The interesting thing is that you could drop several of the repeats and maybe mix up the sequence of the variations and I’d doubt anybody would even notice. I think that’s a function of the limitations of both the passacaglia form and Pachelbel’s compositional skills.

For far better examples of the form check out Purcell’s Dido’s Lament (as I already mentioned above) or Bach’s Passacaglia in C Minor for Organ. And since we’re naming favourite Bach pieces, his Goldberg Variations are gorgeous examples of his seemingly infinite ability to create complex and beautiful variations on a single simple melody. And that barely scratches the surface of his polyphonic prowess.
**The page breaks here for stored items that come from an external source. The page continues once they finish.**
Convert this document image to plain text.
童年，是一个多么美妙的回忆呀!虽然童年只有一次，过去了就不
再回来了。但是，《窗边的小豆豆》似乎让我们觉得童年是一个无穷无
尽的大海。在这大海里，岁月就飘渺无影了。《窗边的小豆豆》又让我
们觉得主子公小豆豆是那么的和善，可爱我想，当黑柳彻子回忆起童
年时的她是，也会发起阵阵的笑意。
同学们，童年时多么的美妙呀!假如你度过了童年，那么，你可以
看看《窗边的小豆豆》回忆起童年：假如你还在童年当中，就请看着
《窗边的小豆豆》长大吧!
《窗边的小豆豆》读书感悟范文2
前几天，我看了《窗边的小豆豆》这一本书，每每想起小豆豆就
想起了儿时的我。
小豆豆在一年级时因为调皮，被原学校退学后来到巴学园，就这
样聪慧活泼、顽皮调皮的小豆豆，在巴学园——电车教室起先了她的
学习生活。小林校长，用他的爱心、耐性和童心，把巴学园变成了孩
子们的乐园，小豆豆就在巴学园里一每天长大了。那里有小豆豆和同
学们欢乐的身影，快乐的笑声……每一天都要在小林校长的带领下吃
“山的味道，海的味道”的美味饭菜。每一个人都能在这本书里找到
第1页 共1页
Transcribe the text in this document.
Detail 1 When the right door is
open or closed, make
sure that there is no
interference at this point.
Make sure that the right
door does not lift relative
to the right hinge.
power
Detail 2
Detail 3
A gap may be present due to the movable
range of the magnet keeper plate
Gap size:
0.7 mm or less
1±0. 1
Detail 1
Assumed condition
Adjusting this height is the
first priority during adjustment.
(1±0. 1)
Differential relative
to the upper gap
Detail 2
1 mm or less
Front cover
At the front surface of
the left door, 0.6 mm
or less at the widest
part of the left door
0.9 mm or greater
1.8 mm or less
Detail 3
On the other hand, has anybody ever even heard anything else by Pachelbel? I’m genuinely curious. I know I haven’t and neither has anybody I’ve ever asked.

I have part of an book of his organ music- the copy I have is just a Ciacona and a Fantasia. I don’t know what else the book contained, but these are numbered as the 19th and 20th in the book.

Anyway, I’ve heard recordings of that particular chaconne several times; I haven’t heard the Fantasia, but I’ve played it (on piano). I prefer both to the Canon.

There was a thread about Pacelbel’s Canon in D Major a few months ago. I’d say more people hated it than liked it.
I like it a lot.

I used to play it on the piano.

I simply dislike Bach.

I don’t care for the Pachelbel Canon, and for a very dumb reason. It reminds me ot Testament, the post-apocalyptic movie starring Jane Alexander, where it was used in the last scene. Can’t stand being reminded of movies like that!
but I watch them anyway…

Oh yeah. About 10 years ago I was very much into Baroque and Renaissance lute music (on the guitar), and I’m just getting back into it. At the time I could play, passably well, several movements from the four Lute Suites, but since then I"ve let it all slip away. I don’t know why we do this…learn difficult pieces and then allow ourselves to forget them.

Just in the past few weeks, though, I’m getting back into it. I’m generally the first one up in my house, so I’m putting the solitude to good use. I’m hoping that after I’ve refamiliarized myself with where the notes are on the guitar, the music will start coming more easily.

[aside] I was so naive when I started learning this music! I learned only the first half of the Gigue from the first Lute Suite, because I’d reached the bottom of the page and I thought that was all there was. I didn’t realize that the standard Baroque movement has two sections.

Yeah, I bought a recording of the canon that featured a few of his other pieces. They kinda sound a lot like the canon, so if you like it, you’d probably like his other stuff.

Ever heard comedian Rob Paravonian’s “Pachelbel”? He mentions the same thing, plus a lot of other common popular songs that work with the same chord progression as the Canon (such as Green Day’s “Basket Case”). It’s pretty funny how many of them there are!

All you people who “hate” the Canon are nuts. It may be overexposed and overplayed. It maybe simplistic. It’s certainly not as good as the combined works of JS Bach. But the reason it’s so popular and enduring it’s because it’s a totally lovely piece of music.